Content Deduplication

The DedupChecker provides content uniqueness checking by combining exact hash matching with optional semantic similarity via vector stores.

Overview

from dataknobs_data.backends.memory import AsyncMemoryDatabase
from dataknobs_data.dedup import DedupChecker, DedupConfig

db = AsyncMemoryDatabase()
checker = DedupChecker(db=db, config=DedupConfig(hash_fields=["stem"]))

# Register existing content
await checker.register({"stem": "What is 2+2?"}, record_id="q-1")

# Check for duplicates
result = await checker.check({"stem": "What is 2+2?"})
assert result.is_exact_duplicate is True
assert result.exact_match_id == "q-1"

# New content is unique
result = await checker.check({"stem": "What is 3+3?"})
assert result.is_exact_duplicate is False

DedupConfig

Configuration for dedup checking behavior.

from dataknobs_data.dedup import DedupConfig

config = DedupConfig(
    hash_fields=["stem", "answer"],
    hash_algorithm="md5",
    semantic_check=False,
    semantic_fields=None,
    similarity_threshold=0.92,
    max_similar_results=5,
)
Field Type Default Description
hash_fields list[str] ["content"] Field names used for computing the content hash
hash_algorithm str "md5" Hash algorithm ("md5" or "sha256")
semantic_check bool False Enable semantic similarity search
semantic_fields list[str] \| None None Fields for embedding (defaults to hash_fields)
similarity_threshold float 0.92 Minimum similarity score for a match
max_similar_results int 5 Maximum similar items to return

DedupChecker

Creating a Checker

The checker requires an AsyncDatabase for hash storage:

from dataknobs_data.backends.memory import AsyncMemoryDatabase
from dataknobs_data.dedup import DedupChecker, DedupConfig

checker = DedupChecker(
    db=AsyncMemoryDatabase(),
    config=DedupConfig(hash_fields=["stem"]),
)

Any AsyncDatabase backend works — use AsyncMemoryDatabase for in-session dedup, or a persistent backend (SQLite, PostgreSQL, etc.) for cross-session dedup.

Registering Content

Register content to make it available for future duplicate checks:

await checker.register(
    content={"stem": "What is photosynthesis?", "answer": "..."},
    record_id="q-42",
)

This stores: - A hash record in the database (content hash → record ID) - Optionally, an embedding in the vector store (if semantic check is enabled)

Checking for Duplicates

result = await checker.check({"stem": "What is photosynthesis?"})

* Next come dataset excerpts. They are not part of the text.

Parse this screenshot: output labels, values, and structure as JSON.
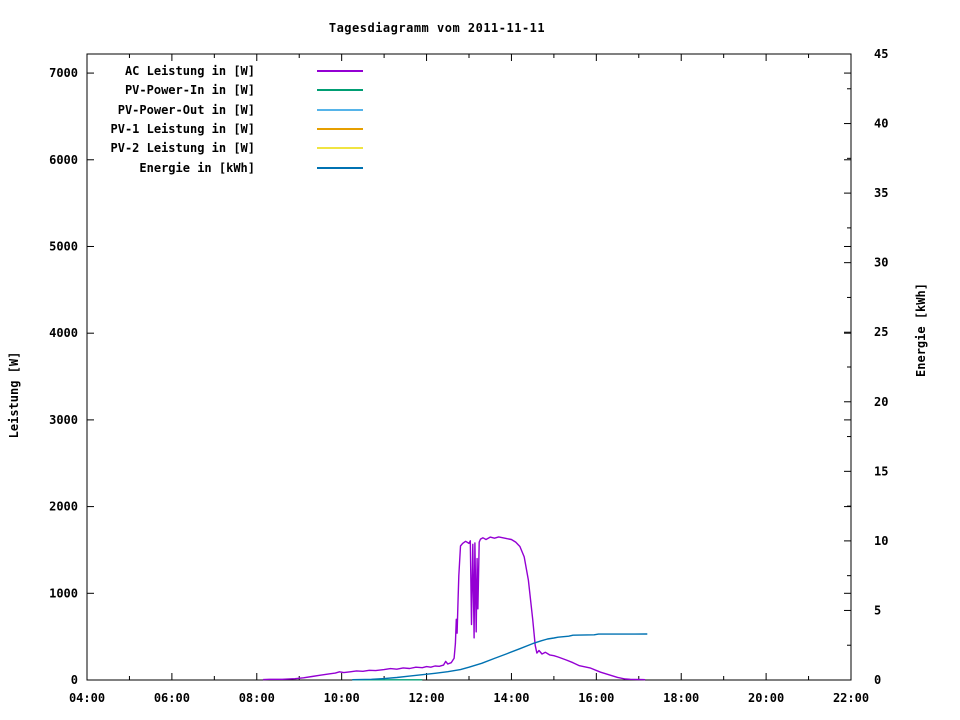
{
  "chart_data": {
    "type": "line",
    "title": "Tagesdiagramm vom 2011-11-11",
    "ylabel": "Leistung [W]",
    "y2label": "Energie [kWh]",
    "grid": false,
    "legend_position": "top-left-inside",
    "x_axis": {
      "unit": "time",
      "start_hour": 4,
      "end_hour": 22,
      "major_step_hours": 2,
      "minor_step_hours": 1,
      "tick_labels": [
        "04:00",
        "06:00",
        "08:00",
        "10:00",
        "12:00",
        "14:00",
        "16:00",
        "18:00",
        "20:00",
        "22:00"
      ]
    },
    "y_axis": {
      "min": 0,
      "max": 7220,
      "major_step": 1000,
      "tick_labels": [
        "0",
        "1000",
        "2000",
        "3000",
        "4000",
        "5000",
        "6000",
        "7000"
      ]
    },
    "y2_axis": {
      "min": 0,
      "max": 45,
      "major_step": 5,
      "minor_step": 2.5,
      "tick_labels": [
        "0",
        "5",
        "10",
        "15",
        "20",
        "25",
        "30",
        "35",
        "40",
        "45"
      ]
    },
    "legend": [
      {
        "key": "ac",
        "label": "AC Leistung in [W]",
        "color": "#9400D3"
      },
      {
        "key": "pv_in",
        "label": "PV-Power-In in [W]",
        "color": "#009E73"
      },
      {
        "key": "pv_out",
        "label": "PV-Power-Out in [W]",
        "color": "#56B4E9"
      },
      {
        "key": "pv1",
        "label": "PV-1 Leistung in [W]",
        "color": "#E69F00"
      },
      {
        "key": "pv2",
        "label": "PV-2 Leistung in [W]",
        "color": "#F0E442"
      },
      {
        "key": "energie",
        "label": "Energie in [kWh]",
        "color": "#0072B2"
      }
    ],
    "series": {
      "pv_out": {
        "name": "PV-Power-Out in [W]",
        "color": "#56B4E9",
        "axis": "left",
        "points": []
      },
      "pv1": {
        "name": "PV-1 Leistung in [W]",
        "color": "#E69F00",
        "axis": "left",
        "points": []
      },
      "pv2": {
        "name": "PV-2 Leistung in [W]",
        "color": "#F0E442",
        "axis": "left",
        "points": []
      },
      "pv_in": {
        "name": "PV-Power-In in [W]",
        "color": "#009E73",
        "axis": "left",
        "points": [
          [
            10.25,
            2
          ],
          [
            11.9,
            2
          ]
        ]
      },
      "ac": {
        "name": "AC Leistung in [W]",
        "color": "#9400D3",
        "axis": "left",
        "points": [
          [
            8.15,
            5
          ],
          [
            8.3,
            8
          ],
          [
            8.6,
            8
          ],
          [
            8.9,
            15
          ],
          [
            9.1,
            25
          ],
          [
            9.3,
            40
          ],
          [
            9.5,
            55
          ],
          [
            9.7,
            70
          ],
          [
            9.85,
            80
          ],
          [
            9.95,
            95
          ],
          [
            10.05,
            85
          ],
          [
            10.2,
            95
          ],
          [
            10.35,
            105
          ],
          [
            10.5,
            100
          ],
          [
            10.65,
            112
          ],
          [
            10.8,
            108
          ],
          [
            11.0,
            120
          ],
          [
            11.15,
            132
          ],
          [
            11.3,
            125
          ],
          [
            11.45,
            140
          ],
          [
            11.6,
            133
          ],
          [
            11.75,
            148
          ],
          [
            11.9,
            142
          ],
          [
            12.0,
            155
          ],
          [
            12.1,
            148
          ],
          [
            12.2,
            162
          ],
          [
            12.3,
            158
          ],
          [
            12.4,
            172
          ],
          [
            12.45,
            215
          ],
          [
            12.5,
            185
          ],
          [
            12.58,
            200
          ],
          [
            12.65,
            250
          ],
          [
            12.68,
            420
          ],
          [
            12.7,
            700
          ],
          [
            12.72,
            540
          ],
          [
            12.74,
            900
          ],
          [
            12.76,
            1200
          ],
          [
            12.8,
            1545
          ],
          [
            12.85,
            1575
          ],
          [
            12.92,
            1600
          ],
          [
            13.0,
            1575
          ],
          [
            13.03,
            1605
          ],
          [
            13.06,
            640
          ],
          [
            13.09,
            1565
          ],
          [
            13.12,
            485
          ],
          [
            13.14,
            1580
          ],
          [
            13.17,
            555
          ],
          [
            13.19,
            1400
          ],
          [
            13.21,
            820
          ],
          [
            13.24,
            1590
          ],
          [
            13.27,
            1625
          ],
          [
            13.33,
            1640
          ],
          [
            13.4,
            1620
          ],
          [
            13.5,
            1648
          ],
          [
            13.6,
            1635
          ],
          [
            13.7,
            1650
          ],
          [
            13.8,
            1640
          ],
          [
            13.9,
            1630
          ],
          [
            14.0,
            1620
          ],
          [
            14.1,
            1590
          ],
          [
            14.2,
            1540
          ],
          [
            14.3,
            1420
          ],
          [
            14.4,
            1150
          ],
          [
            14.5,
            700
          ],
          [
            14.56,
            400
          ],
          [
            14.6,
            310
          ],
          [
            14.65,
            340
          ],
          [
            14.72,
            300
          ],
          [
            14.8,
            320
          ],
          [
            14.9,
            290
          ],
          [
            15.0,
            280
          ],
          [
            15.1,
            265
          ],
          [
            15.3,
            230
          ],
          [
            15.45,
            200
          ],
          [
            15.6,
            165
          ],
          [
            15.85,
            140
          ],
          [
            16.1,
            90
          ],
          [
            16.3,
            60
          ],
          [
            16.5,
            30
          ],
          [
            16.68,
            12
          ],
          [
            16.8,
            8
          ],
          [
            17.1,
            5
          ],
          [
            17.15,
            3
          ]
        ]
      },
      "energie": {
        "name": "Energie in [kWh]",
        "color": "#0072B2",
        "axis": "right",
        "points": [
          [
            10.25,
            0.02
          ],
          [
            10.7,
            0.05
          ],
          [
            11.0,
            0.1
          ],
          [
            11.3,
            0.18
          ],
          [
            11.6,
            0.28
          ],
          [
            11.9,
            0.38
          ],
          [
            12.2,
            0.48
          ],
          [
            12.5,
            0.6
          ],
          [
            12.8,
            0.75
          ],
          [
            13.0,
            0.92
          ],
          [
            13.3,
            1.2
          ],
          [
            13.6,
            1.55
          ],
          [
            13.9,
            1.9
          ],
          [
            14.2,
            2.25
          ],
          [
            14.5,
            2.62
          ],
          [
            14.7,
            2.82
          ],
          [
            14.85,
            2.95
          ],
          [
            15.0,
            3.02
          ],
          [
            15.1,
            3.08
          ],
          [
            15.35,
            3.15
          ],
          [
            15.45,
            3.22
          ],
          [
            15.95,
            3.25
          ],
          [
            16.05,
            3.3
          ],
          [
            17.2,
            3.31
          ]
        ]
      }
    }
  }
}
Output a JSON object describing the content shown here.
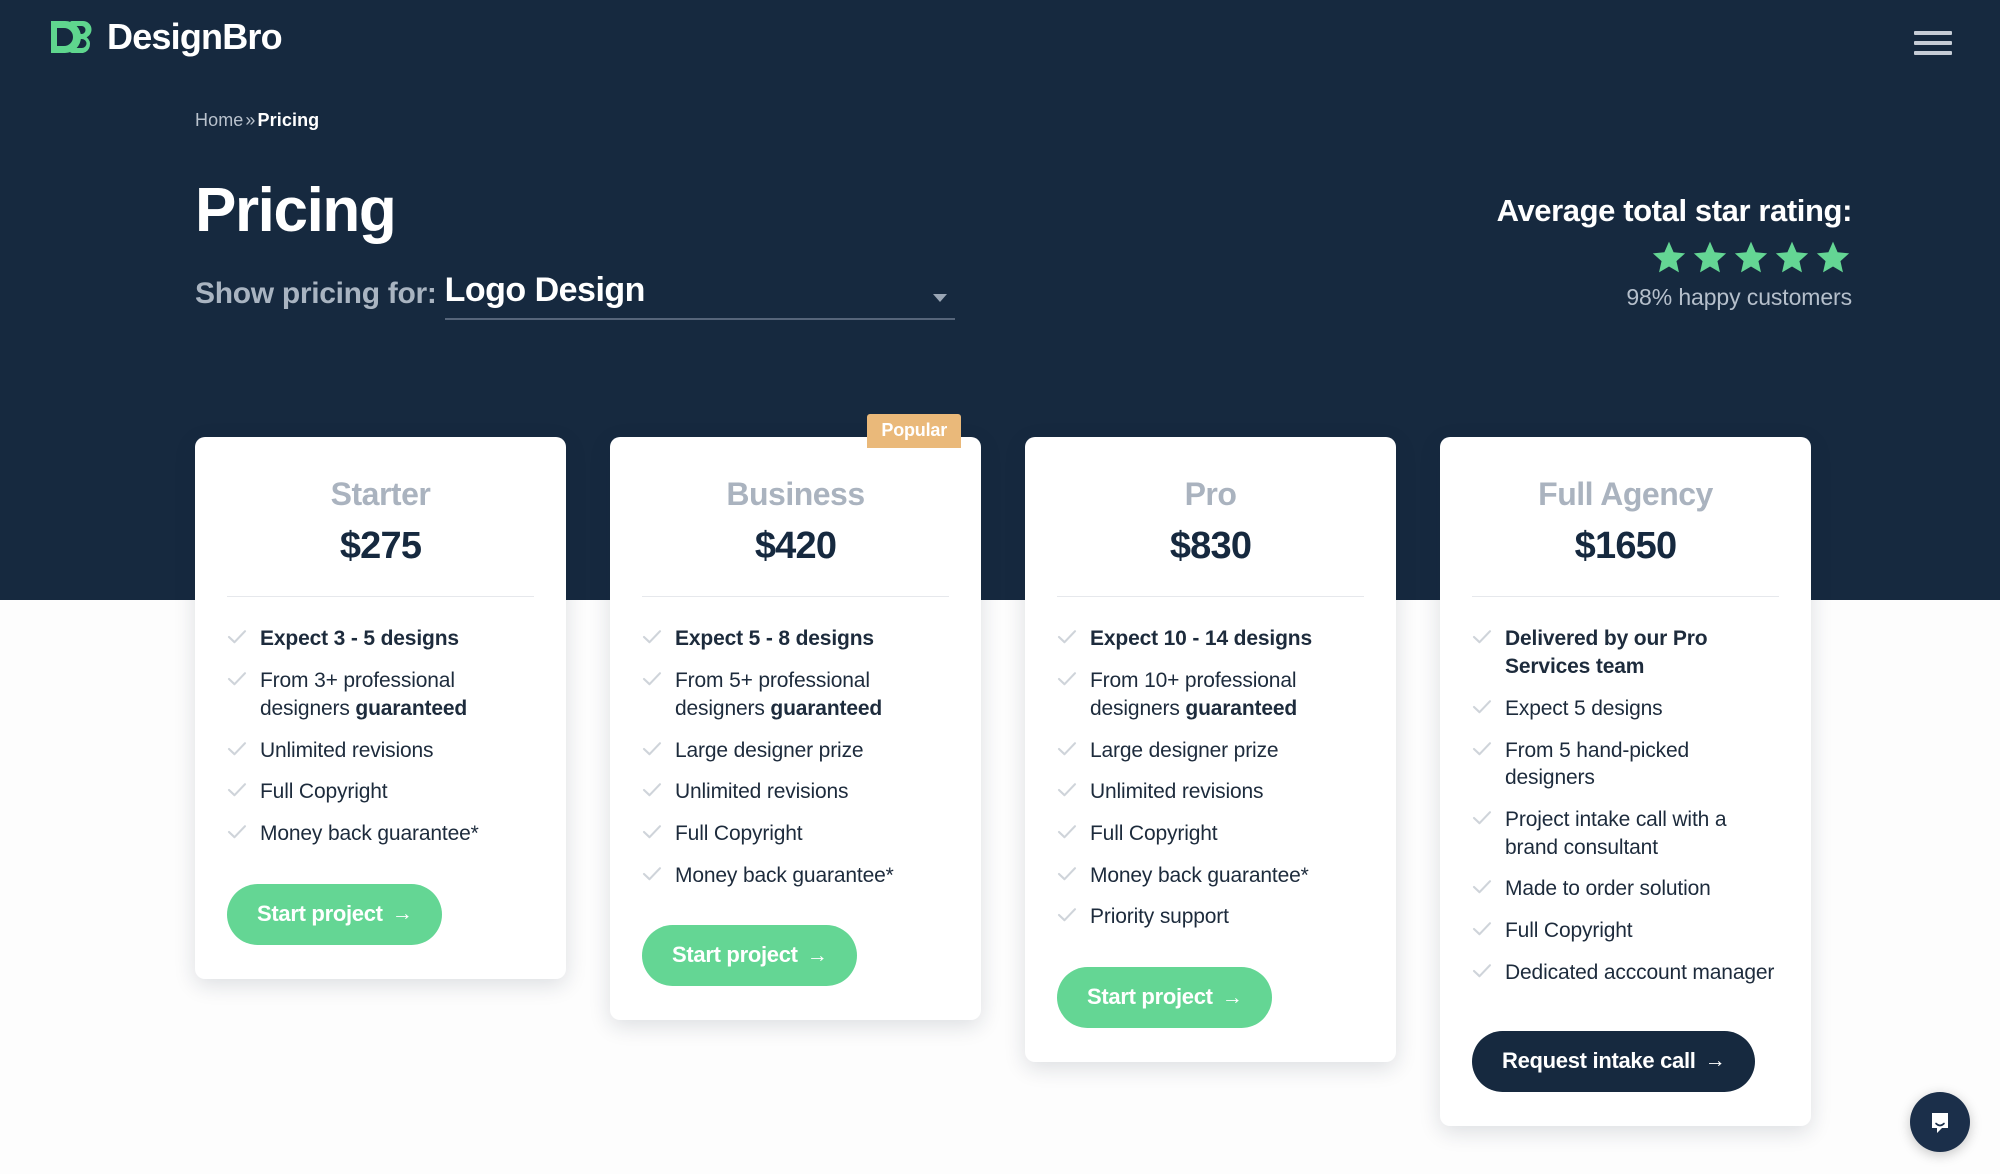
{
  "brand": {
    "name": "DesignBro",
    "logo_icon": "db-monogram-icon",
    "accent_green": "#64d694",
    "hero_bg": "#16293f",
    "badge_color": "#eab97a"
  },
  "topbar": {
    "menu_icon": "hamburger-menu-icon"
  },
  "breadcrumb": {
    "home": "Home",
    "separator": "»",
    "current": "Pricing"
  },
  "hero": {
    "title": "Pricing",
    "selector_label": "Show pricing for:",
    "selected_service": "Logo Design",
    "caret_icon": "chevron-down-icon",
    "rating_title": "Average total star rating:",
    "stars": 5,
    "star_icon": "star-icon",
    "rating_subtitle": "98% happy customers"
  },
  "plans": [
    {
      "name": "Starter",
      "price": "$275",
      "badge": null,
      "features": [
        {
          "text": "Expect 3 - 5 designs",
          "bold": true
        },
        {
          "text": "From 3+ professional designers ",
          "bold": false,
          "bold_tail": "guaranteed"
        },
        {
          "text": "Unlimited revisions",
          "bold": false
        },
        {
          "text": "Full Copyright",
          "bold": false
        },
        {
          "text": "Money back guarantee*",
          "bold": false
        }
      ],
      "cta": "Start project",
      "cta_arrow": "→",
      "cta_style": "green"
    },
    {
      "name": "Business",
      "price": "$420",
      "badge": "Popular",
      "features": [
        {
          "text": "Expect 5 - 8 designs",
          "bold": true
        },
        {
          "text": "From 5+ professional designers ",
          "bold": false,
          "bold_tail": "guaranteed"
        },
        {
          "text": "Large designer prize",
          "bold": false
        },
        {
          "text": "Unlimited revisions",
          "bold": false
        },
        {
          "text": "Full Copyright",
          "bold": false
        },
        {
          "text": "Money back guarantee*",
          "bold": false
        }
      ],
      "cta": "Start project",
      "cta_arrow": "→",
      "cta_style": "green"
    },
    {
      "name": "Pro",
      "price": "$830",
      "badge": null,
      "features": [
        {
          "text": "Expect 10 - 14 designs",
          "bold": true
        },
        {
          "text": "From 10+ professional designers ",
          "bold": false,
          "bold_tail": "guaranteed"
        },
        {
          "text": "Large designer prize",
          "bold": false
        },
        {
          "text": "Unlimited revisions",
          "bold": false
        },
        {
          "text": "Full Copyright",
          "bold": false
        },
        {
          "text": "Money back guarantee*",
          "bold": false
        },
        {
          "text": "Priority support",
          "bold": false
        }
      ],
      "cta": "Start project",
      "cta_arrow": "→",
      "cta_style": "green"
    },
    {
      "name": "Full Agency",
      "price": "$1650",
      "badge": null,
      "features": [
        {
          "text": "Delivered by our Pro Services team",
          "bold": true
        },
        {
          "text": "Expect 5 designs",
          "bold": false
        },
        {
          "text": "From 5 hand-picked designers",
          "bold": false
        },
        {
          "text": "Project intake call with a brand consultant",
          "bold": false
        },
        {
          "text": "Made to order solution",
          "bold": false
        },
        {
          "text": "Full Copyright",
          "bold": false
        },
        {
          "text": "Dedicated acccount manager",
          "bold": false
        }
      ],
      "cta": "Request intake call",
      "cta_arrow": "→",
      "cta_style": "dark"
    }
  ],
  "chat": {
    "icon": "chat-bubble-icon"
  }
}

The check proceeds in two steps:

  1. Exact hash match — Computes a hash from the configured hash_fields and looks for a matching record in the database
  2. Semantic similarity (optional) — If semantic_check is enabled and no exact match is found, searches the vector store for similar content

Computing Hashes

The hash is computed deterministically from configured fields:

content_hash = checker.compute_hash({"stem": "What is 2+2?", "answer": "4"})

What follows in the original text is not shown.